My response is to fall back on three, I hope well-founded, observations.
First, it is perfectly possible for the value of money to be destroyed, in ways that the official line about balanced assets and liabilities apparently fails to take into account. If a bank decides to lend money to Mr A, and creates money for this purpose, assets and liabilities do indeed match – Mr A has an asset (say, £200,000 in his bank account) matched by a liability (his £200,000 debt to the bank). But what if he spends this money buying a property which then falls in value to, say, £150,000? It seems pretty clear that £50,000 has been “lost” or “destroyed” somewhere. Unless you believe that Greece (for instance) really can repay all of its debts at full value, the same logic can be applied to macro-scale debt as well.

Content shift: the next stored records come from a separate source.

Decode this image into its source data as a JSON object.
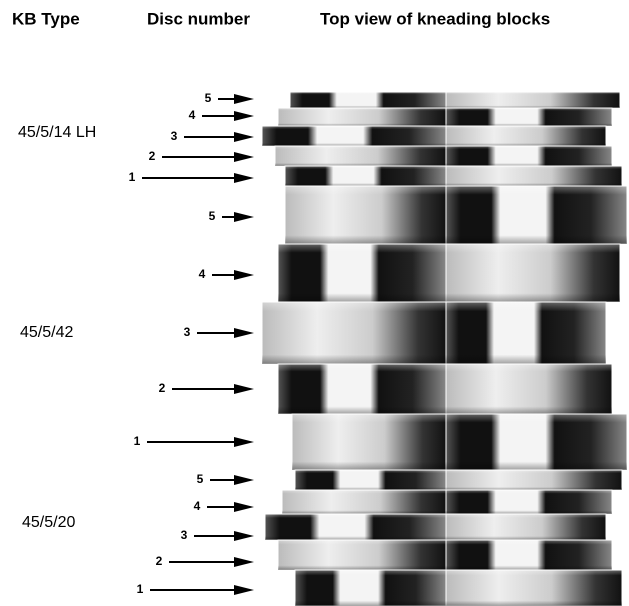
{
  "headers": [
    "KB Type",
    "Disc number",
    "Top view of kneading blocks"
  ],
  "groups": [
    {
      "type": "45/5/14 LH",
      "discs": [
        "5",
        "4",
        "3",
        "2",
        "1"
      ]
    },
    {
      "type": "45/5/42",
      "discs": [
        "5",
        "4",
        "3",
        "2",
        "1"
      ]
    },
    {
      "type": "45/5/20",
      "discs": [
        "5",
        "4",
        "3",
        "2",
        "1"
      ]
    }
  ]
}
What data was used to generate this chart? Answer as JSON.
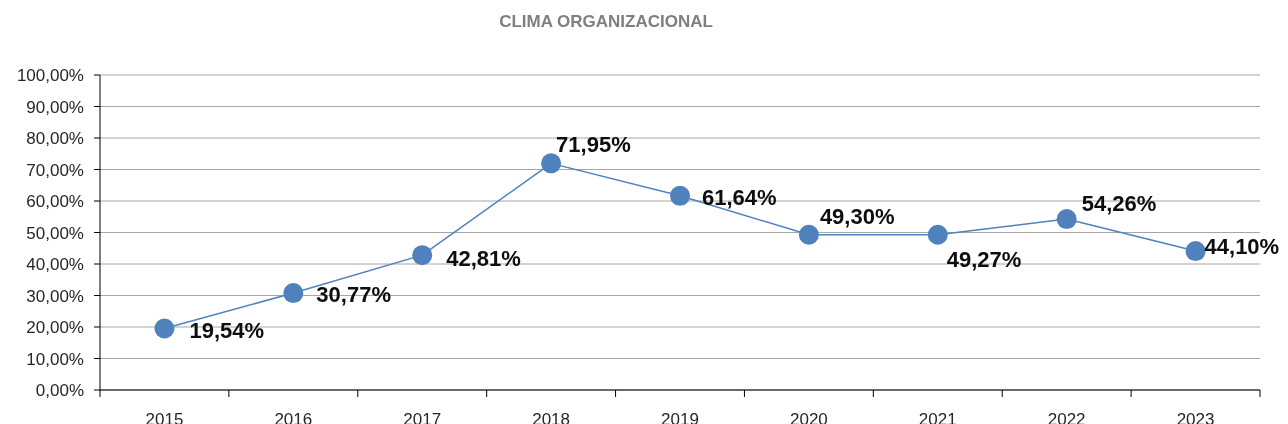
{
  "chart_data": {
    "type": "line",
    "title": "CLIMA ORGANIZACIONAL",
    "categories": [
      "2015",
      "2016",
      "2017",
      "2018",
      "2019",
      "2020",
      "2021",
      "2022",
      "2023"
    ],
    "values": [
      19.54,
      30.77,
      42.81,
      71.95,
      61.64,
      49.3,
      49.27,
      54.26,
      44.1
    ],
    "value_labels": [
      "19,54%",
      "30,77%",
      "42,81%",
      "71,95%",
      "61,64%",
      "49,30%",
      "49,27%",
      "54,26%",
      "44,10%"
    ],
    "color": "#4f81bd",
    "ylim": [
      0,
      100
    ],
    "yticks": [
      {
        "value": 0,
        "label": "0,00%"
      },
      {
        "value": 10,
        "label": "10,00%"
      },
      {
        "value": 20,
        "label": "20,00%"
      },
      {
        "value": 30,
        "label": "30,00%"
      },
      {
        "value": 40,
        "label": "40,00%"
      },
      {
        "value": 50,
        "label": "50,00%"
      },
      {
        "value": 60,
        "label": "60,00%"
      },
      {
        "value": 70,
        "label": "70,00%"
      },
      {
        "value": 80,
        "label": "80,00%"
      },
      {
        "value": 90,
        "label": "90,00%"
      },
      {
        "value": 100,
        "label": "100,00%"
      }
    ],
    "grid": "y",
    "marker": "circle"
  }
}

My second observation, linked to this, is that money has no intrinsic value. This is certainly true of fiat money, which you cannot eat or put into your fuel tank, but is true, too, even of commodity money like gold, which you cannot eat either, and whose value also rests fundamentally on your ability to exchange it for items having utility. By this standard, then, real wealth lies in physical items (like land, machinery, resources, food and labour), though this definition of value clearly extends, also, to “quasi-physical” assets like intellectual property, human capital and brands.
This leads me to my third observation, which is that the ultimate role of money is as a proxy for the “real” economy. Specifically, money has value to the extent that it can be exchanged for what I call “things with utility“. Whatever happens to money, a farm has value in producing food, a mine has value in supplying minerals, and a house has value in providing somewhere to live.
Conclusions – dangerous territory
I conclude, then, that we are in very dangerous territory. Current monetary policy is dominated by the imperative of manipulating interest rates downwards, accomplished in part by inflating capital markets. As well as creating a gigantic bubble, this policy risks undermining the role of money as a store of value. Conservatives are probably right to say that this courts disaster, because the value of a currency depends fundamentally on the relationship between money on the one hand and, on the other, “things with utility”.
I further believe that monetary activism can all too often be a futile attempt to create wealth and growth where they do not actually exist.
In short, a system which reduces the price of money (interest rates) close to zero may be doing exactly the same thing to the value of money.
We may simply have replaced the folly which created the crash with a new folly which compounds its consequences.